La casa era troppo sorvegliata, vi erano guardie su guardie, ogni tentativo di fuga avrebbe causato un massacro, sul momento.
E tanto dovevano sapere che vegliavo, che non erano soli, che a breve la guardia bianca avrebbe preso la città,  gli spari si sentivano.
E avevamo due guardie infiltrate. Mi vietavo ogni ipotesi, non volevo cedere all’ansia e alla disperazione.
Nessun messaggio segreto, che se lo intercettavano erano morti,  il soviet poteva raccontare che vi fossero state collusioni con stranieri e disertori..
Era mio padre.
Olga, Tata, Marie e Anastasia, le mie sorelle, Alessio, il mio tesoro.
Poco importava che fossi la bastarda dello zar, una spia e un segreto, erano la mia famiglia, avevo combattuto per un sogno e una vendetta, dovevo fare l’impossibile, Aleksej era il mio bambino.
E Andres con me.
Era un pazzo, un eroe, un coacervo, due matti ne fanno uno sano, no? E non avrei cambiato nulla al mondo, quando entrai nella casa a destinazione speciale, gli dei mi concessero il dono dell’imperturbabilità.
“Argo” aveva sussurrato Mattias ad Olga, una delle guardie infiltrate, gli avevo fatto ripetere quella parola fino allo sfinimento, durante il nostro colloquio informale.

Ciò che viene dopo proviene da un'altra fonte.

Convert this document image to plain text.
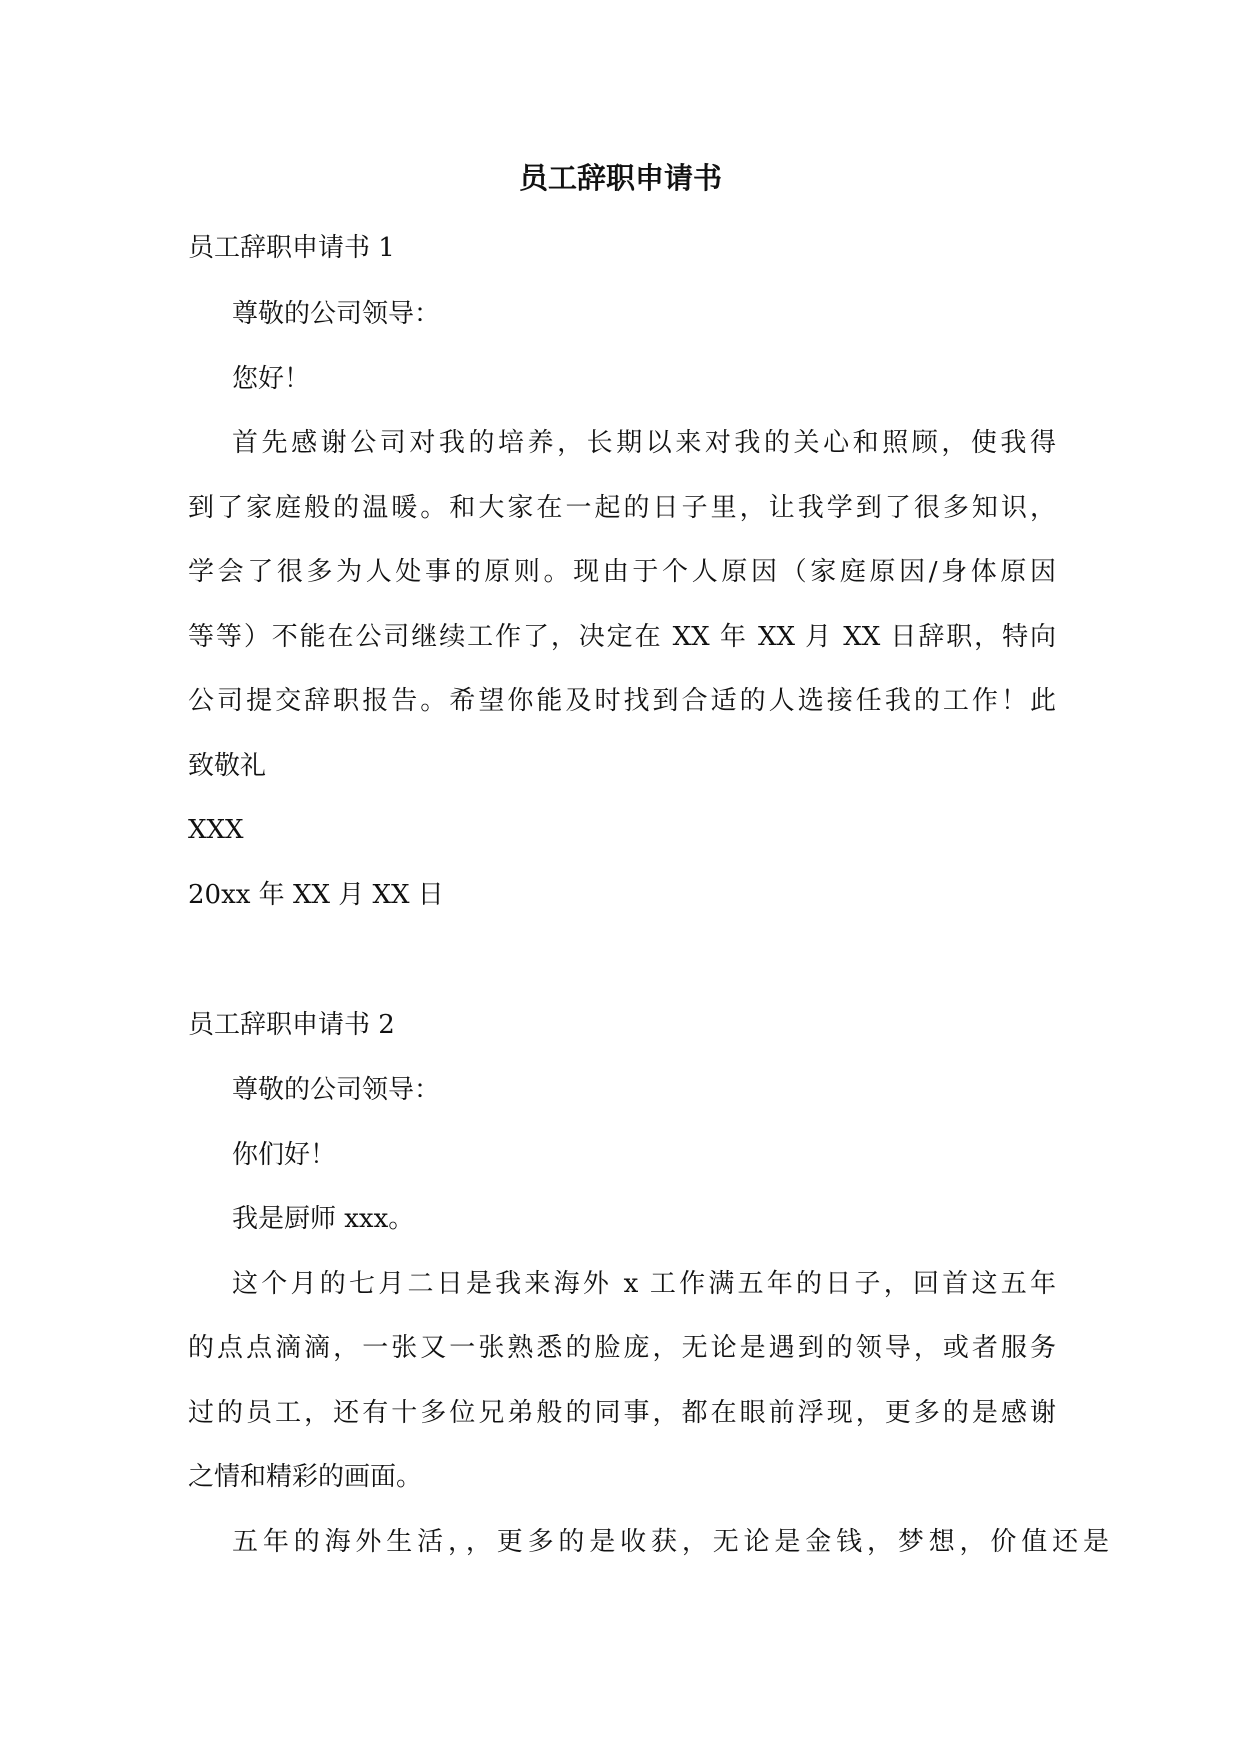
员工辞职申请书
员工辞职申请书 1
尊敬的公司领导：
您好！
首先感谢公司对我的培养，长期以来对我的关心和照顾，使我得
到了家庭般的温暖。和大家在一起的日子里，让我学到了很多知识，
学会了很多为人处事的原则。现由于个人原因（家庭原因/身体原因
等等）不能在公司继续工作了，决定在 XX 年 XX 月 XX 日辞职，特向
公司提交辞职报告。希望你能及时找到合适的人选接任我的工作！此
致敬礼
XXX
20xx 年 XX 月 XX 日
员工辞职申请书 2
尊敬的公司领导：
你们好！
我是厨师 xxx。
这个月的七月二日是我来海外 x 工作满五年的日子，回首这五年
的点点滴滴，一张又一张熟悉的脸庞，无论是遇到的领导，或者服务
过的员工，还有十多位兄弟般的同事，都在眼前浮现，更多的是感谢
之情和精彩的画面。
五年的海外生活，，更多的是收获，无论是金钱，梦想，价值还是
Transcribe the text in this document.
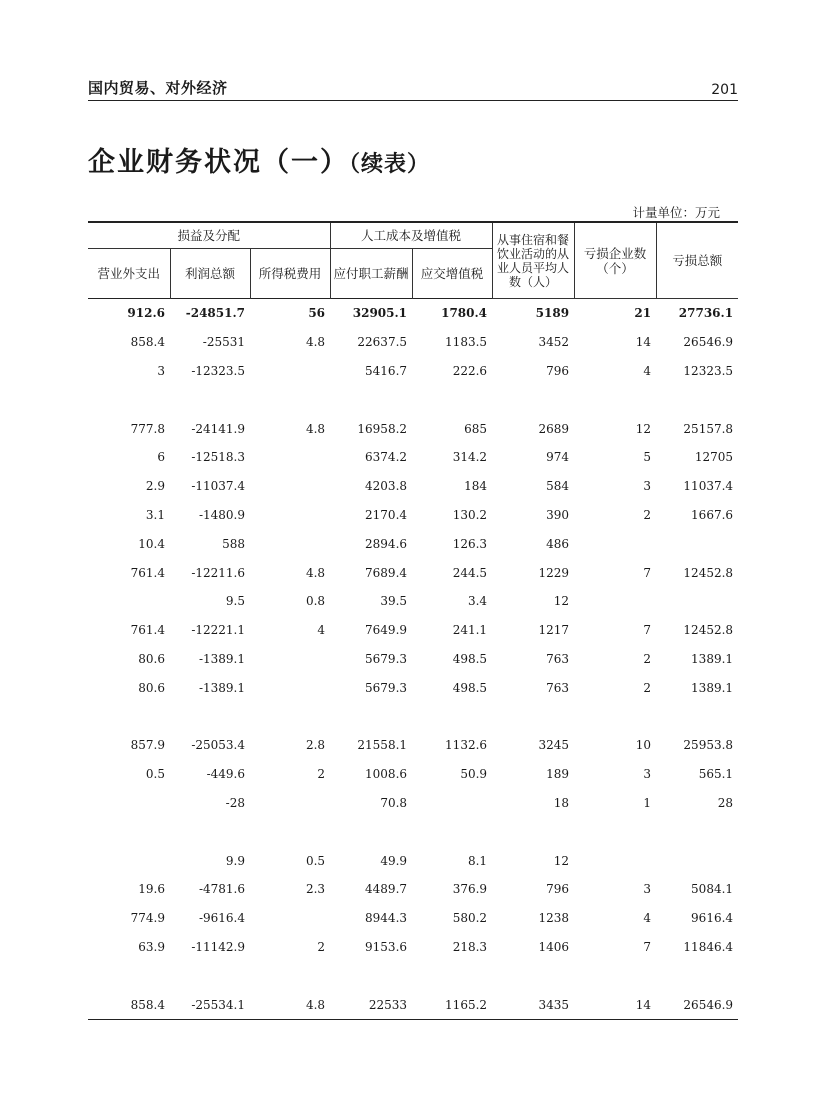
国内贸易、对外经济	201
企业财务状况（一）（续表）
计量单位：万元
损益及分配			人工成本及增值税		从事住宿和餐饮业活动的从业人员平均人数（人）	亏损企业数（个）	亏损总额
营业外支出	利润总额	所得税费用	应付职工薪酬	应交增值税			
912.6	-24851.7	56	32905.1	1780.4	5189	21	27736.1
858.4	-25531	4.8	22637.5	1183.5	3452	14	26546.9
3	-12323.5		5416.7	222.6	796	4	12323.5

777.8	-24141.9	4.8	16958.2	685	2689	12	25157.8
6	-12518.3		6374.2	314.2	974	5	12705
2.9	-11037.4		4203.8	184	584	3	11037.4
3.1	-1480.9		2170.4	130.2	390	2	1667.6
10.4	588		2894.6	126.3	486		
761.4	-12211.6	4.8	7689.4	244.5	1229	7	12452.8
	9.5	0.8	39.5	3.4	12		
761.4	-12221.1	4	7649.9	241.1	1217	7	12452.8
80.6	-1389.1		5679.3	498.5	763	2	1389.1
80.6	-1389.1		5679.3	498.5	763	2	1389.1

857.9	-25053.4	2.8	21558.1	1132.6	3245	10	25953.8
0.5	-449.6	2	1008.6	50.9	189	3	565.1
	-28		70.8		18	1	28

	9.9	0.5	49.9	8.1	12		
19.6	-4781.6	2.3	4489.7	376.9	796	3	5084.1
774.9	-9616.4		8944.3	580.2	1238	4	9616.4
63.9	-11142.9	2	9153.6	218.3	1406	7	11846.4

858.4	-25534.1	4.8	22533	1165.2	3435	14	26546.9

Che mi preparava a toccare il fondo della realtà, me lo aveva anticipato, quando entrai non vi volevo credere.
Le canzonature, le guardie ubriache e lascive, il comandante fradicio di vodka, che insultava lo zar, ogni richiesta era accolta dall’andare a quel paese, tiranno, bevitore di sangue, supportava le angherie, i piccoli furti, la lascivia. Quattro belle ragazze in balia di guardie tracotanti, che allungavano occhi e voci e mani. Come il comandante. Un incubo, come gli insulti allo zar, alla zarina e allo zarevic. Anche andare in bagno ..era una impresa ed una umiliazione. Per giungere al gabinetto, i prigionieri dovevano uscire dalle loro stanze, percorrere un corridoio collegato con la stanza delle guardie, passare la cucina e un altro corridoio, sempre tallonati, preceduti e seguiti dai carcerieri. E la porta accostata, notassero le caricature che ritraevano la zarina e il suo Rasputin..  

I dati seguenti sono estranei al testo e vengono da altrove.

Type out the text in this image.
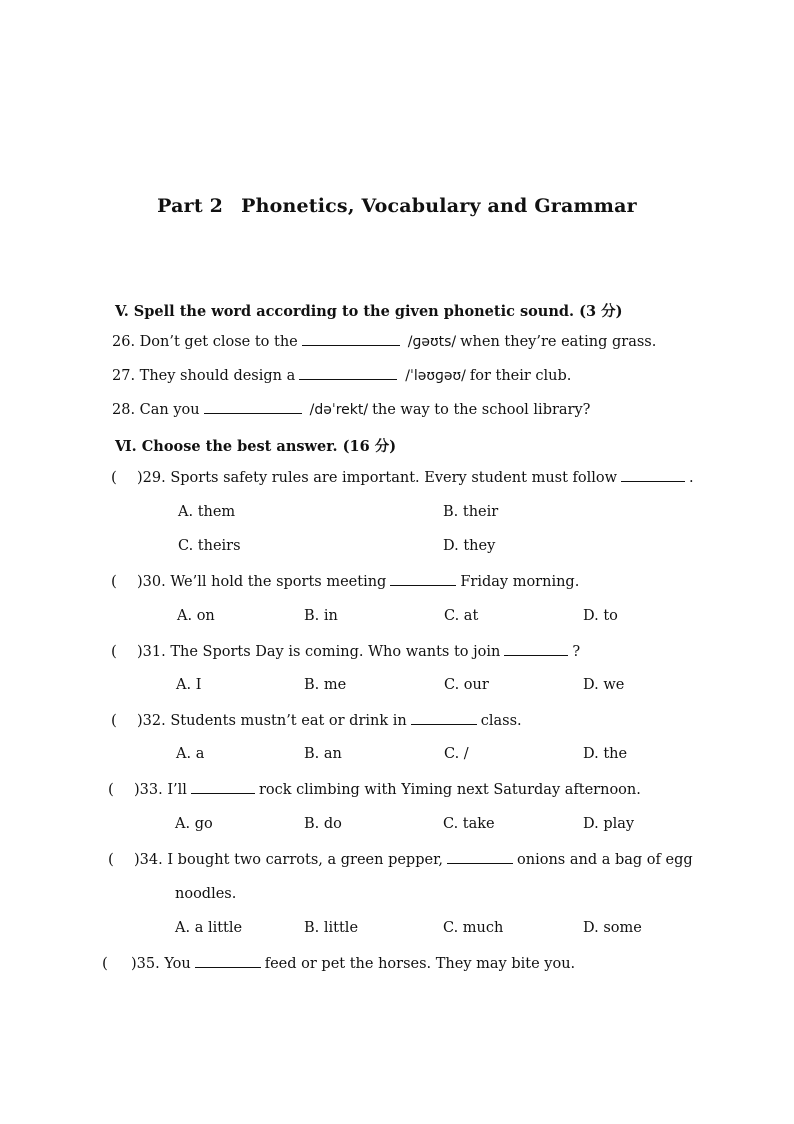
Part 2 Phonetics, Vocabulary and Grammar
V. Spell the word according to the given phonetic sound. (3 分)
26. Don’t get close to the	/ɡəʊts/ when they’re eating grass.
27. They should design a	/ˈləʊɡəʊ/ for their club.
28. Can you	/dəˈrekt/ the way to the school library?
Ⅵ. Choose the best answer. (16 分)
( )29. Sports safety rules are important. Every student must follow	.
A. them	B. their
C. theirs	D. they
( )30. We’ll hold the sports meeting	Friday morning.
A. on	B. in	C. at	D. to
( )31. The Sports Day is coming. Who wants to join	?
A. I	B. me	C. our	D. we
( )32. Students mustn’t eat or drink in	class.
A. a	B. an	C. /	D. the
( )33. I’ll	rock climbing with Yiming next Saturday afternoon.
A. go	B. do	C. take	D. play
( )34. I bought two carrots, a green pepper,	onions and a bag of egg
noodles.
A. a little	B. little	C. much	D. some
( )35. You	feed or pet the horses. They may bite you.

“Argo”come il cane di Ulisse, il solo che lo aveva riconosciuto, quando era tornato alla sua reggia, come un mendico straniero.
“Ogni tanto la casa va pulita, sarò una donna delle pulizie..”
“Badiamo che non se ne presentino altre, oltre a te..”
“Dì che non pagano” E avevo le mani callose, le unghie corte e rovinate, potevo passare per una contadina. Anzi, per come mi conciai nemmeno mia madre mi avrebbe riconosciuto. E mie foto non erano in giro. A posto. Potevo tentare di entrare.  Uscire .. un altro discorso. Andres rischiava di rimanere vedovo per la seconda volta, come me.
Argo.
Nel 1907, raccoglievo i capelli in una treccia voluminosa che mi pioveva sulla schiena, quando Aleksej non era nei paraggi, si divertiva a sciogliermela e poi a giocare con le ciocche..e ripassavo le sillabe di greco, inutile dire che avevo preso in mano l’Odissea.
Olga, of course, preferiva l’Iliade e Achille era tema di discussione e confronto. Era la più dotata e precoce tra i figli dello zar, avida di sapere e cultura, la sua intelligenza era un dono da sviluppare.
“Era il guerriero più forte, il terrore dei nemici”
“Era un irruento, agiva in preda all’ira e poi si pentiva. A me piace il re Ulisse, astuto e saggio”
“Che fa vincere con l’inganno”
“ Ma  viaggia e torna a casa sua”
“Achille fece una scelta, una vita breve ma gloriosa rispetto a una lunga e nell’oscurità” Scrisse quel nome sulla sabbia.
ACHILLES.
“E il mondo ancora lo ricorda e parla di lui”
“Sì, ma quando Ulisse lo trova come ombra nel regno dei morti, Achille rifiuta le sue lodi.. Afferma  "Vorrei da bracciante servire un altro uomo,senza podere e non con molta roba,piuttosto che dominare tra i defunti!"...
Sorrise e non rispose, uno sguardo tenero, indulgente.
 
A Ekatenerimburg avevano toccato il fondo della realtà e della prigionia, avevano ben studiato e appreso la pazienza, il senso di incertezza una costante questione. La casa e la strada erano pattugliate dalle guardie rosse, la sorveglianza era una continua umiliazione.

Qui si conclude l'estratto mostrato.